エルフ三人は砦でシャワーを浴びて来たという。ずるい。
元はと言えばケガをした私が悪いと言われればそうなんだけども。
「まずは宿だろう」
セレニアに苦笑いされながら言われた。ごもっともなので、すぐに宿を取りに向かった。
しかし、今この街は人がかなり多い。今までお世話になっていた宿は満室、どこもかしこも満室。
結局ちょっとお高めの宿になっちゃったけど、そこの四人部屋が空いていたのでそこに泊まることに。
まあ、いい部屋だし、個人風呂もあるし、いいんじゃないですかね。お金にも余裕はあるしね。

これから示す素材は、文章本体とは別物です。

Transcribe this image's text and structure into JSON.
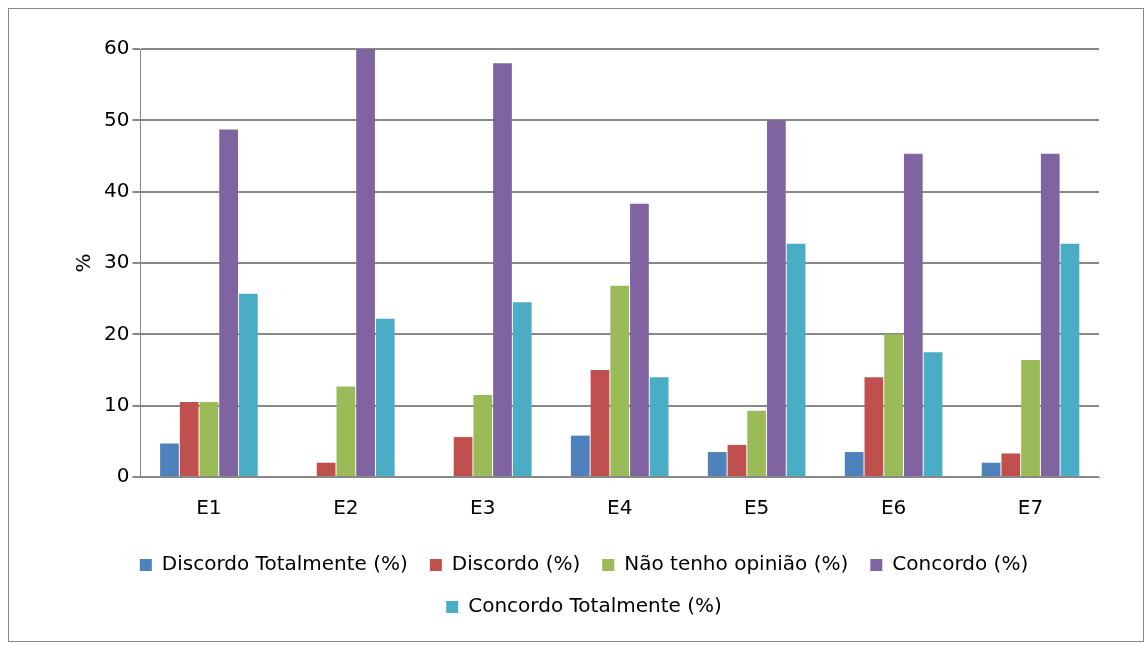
{
  "chart_data": {
    "type": "bar",
    "ylabel": "%",
    "categories": [
      "E1",
      "E2",
      "E3",
      "E4",
      "E5",
      "E6",
      "E7"
    ],
    "series": [
      {
        "name": "Discordo Totalmente (%)",
        "color": "#4f81bd",
        "values": [
          4.7,
          0,
          0,
          5.8,
          3.5,
          3.5,
          2
        ]
      },
      {
        "name": "Discordo (%)",
        "color": "#c0504d",
        "values": [
          10.5,
          2,
          5.6,
          15,
          4.5,
          14,
          3.3
        ]
      },
      {
        "name": "Não tenho opinião (%)",
        "color": "#9bbb59",
        "values": [
          10.5,
          12.7,
          11.5,
          26.8,
          9.3,
          20,
          16.4
        ]
      },
      {
        "name": "Concordo (%)",
        "color": "#8064a2",
        "values": [
          48.7,
          60,
          58,
          38.3,
          50,
          45.3,
          45.3
        ]
      },
      {
        "name": "Concordo Totalmente (%)",
        "color": "#4bacc6",
        "values": [
          25.7,
          22.2,
          24.5,
          14,
          32.7,
          17.5,
          32.7
        ]
      }
    ],
    "ylim": [
      0,
      60
    ],
    "yticks": [
      0,
      10,
      20,
      30,
      40,
      50,
      60
    ],
    "grid": "y",
    "legend": "bottom"
  }
}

お腹もすいているけど、まずは個人風呂を使わせてもらった。
今まで拭う程度にしか綺麗にできなかった身体が洗い流されていく。お風呂がこの世界にあって本当によかった。
ハチミツを使って保湿もバッチリ。ぴかぴかになりました。
「たまにリアから甘い匂いがするけど、何してるの?」
「ああ、髪にハチミツを塗るとね、髪がしっとりするんだよ。匂いはそれだね」
彼女たちと一緒にいる時間も増えてきたけど、ハチミツでの保湿は私が一人でお風呂に入った時だけ行うようにしているので、今まで話していなかった。
匂いがキツイかなぁって思ったので一人の時の方がいいだろうと。
いつか聞かれる時が来るかなとは思っていた。別に隠すほどのことでもないのでちゃんと話したけど。

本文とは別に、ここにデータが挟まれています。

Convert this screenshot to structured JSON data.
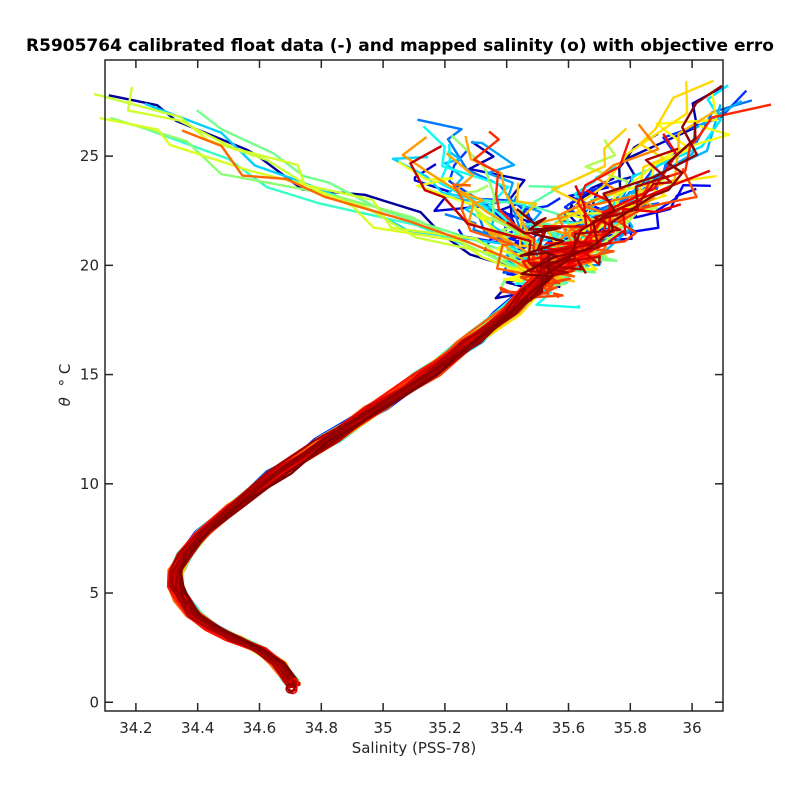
{
  "chart_data": {
    "type": "line",
    "title": "R5905764 calibrated float data (-) and mapped salinity (o) with objective erro",
    "xlabel": "Salinity (PSS-78)",
    "ylabel_symbol": "θ",
    "ylabel_unit": "° C",
    "xlim": [
      34.1,
      36.1
    ],
    "ylim": [
      -0.4,
      29.4
    ],
    "xticks": [
      34.2,
      34.4,
      34.6,
      34.8,
      35,
      35.2,
      35.4,
      35.6,
      35.8,
      36
    ],
    "xtick_labels": [
      "34.2",
      "34.4",
      "34.6",
      "34.8",
      "35",
      "35.2",
      "35.4",
      "35.6",
      "35.8",
      "36"
    ],
    "yticks": [
      0,
      5,
      10,
      15,
      20,
      25
    ],
    "ytick_labels": [
      "0",
      "5",
      "10",
      "15",
      "20",
      "25"
    ],
    "grid": false,
    "legend": "none",
    "colormap": "jet",
    "profile_count": 120,
    "common_deep_profile": {
      "salinity": [
        34.71,
        34.7,
        34.66,
        34.6,
        34.52,
        34.45,
        34.39,
        34.35,
        34.33,
        34.33,
        34.36,
        34.42,
        34.52,
        34.66,
        34.82,
        34.98,
        35.14,
        35.28,
        35.4,
        35.48,
        35.52
      ],
      "theta": [
        0.8,
        1.0,
        1.8,
        2.4,
        2.9,
        3.4,
        4.0,
        4.7,
        5.3,
        6.0,
        6.8,
        7.8,
        9.0,
        10.5,
        12.0,
        13.5,
        15.0,
        16.5,
        17.8,
        18.8,
        19.5
      ]
    },
    "surface_points": {
      "salinity": [
        35.52,
        35.62,
        35.7,
        35.85,
        35.2,
        34.2,
        36.05,
        35.9,
        35.4
      ],
      "theta": [
        19.5,
        21.0,
        22.5,
        24.0,
        26.0,
        27.0,
        27.5,
        25.0,
        23.0
      ]
    }
  }
}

そしたら三人が大層驚いた顔をしていた。そんなに驚く?
「髪が綺麗だなーとは思ってたけど、ハチミツかぁ」
「ふむ、今度試してみるか」
「毎日やっているんですか?」
「いや、一週間に一回くらいかな」
毎日やったからといって痛むなんてことはないだろうから、その辺りは個人で好きにしてくれればいいと思う。
私は予算なんかも含めて週一で十分かなと。
「肌に合う合わないとかあるかもしれないから、気を付けてね」
すぐにでもハチミツを買いに行きそうなエルフたちに注意だけしておいた。
エルフでも人間でも、美容に対する意識は共通なのかね。
本当は椿油が欲しいんだけど……売ってないのよね。椿が存在していないのか、希少品で市場に出回らないのか。
それとも貴族御用達のお店なら置いてあったりするのかな。ほしいなぁ。
最悪自分で椿を探して実から油を搾るようだけど、面倒くさそうなので油にしたものが売っててほしい。
他の大陸に行ったときにも探そう。
食事をとったら気分が悪くなる、なんてこともなく、すっかり体調は良くなった。健康体って素晴らしい。
二度と闇魔法も瘴気も浴びたくない。
食事を終えたらさっさと就寝。やることや話すことはあるけど、もう夜も遅い。そういうのは明日でいい。
ベッドに横になるのは別に久々でもなんでもないのに、不思議とリラックスしながら眠りにつけた。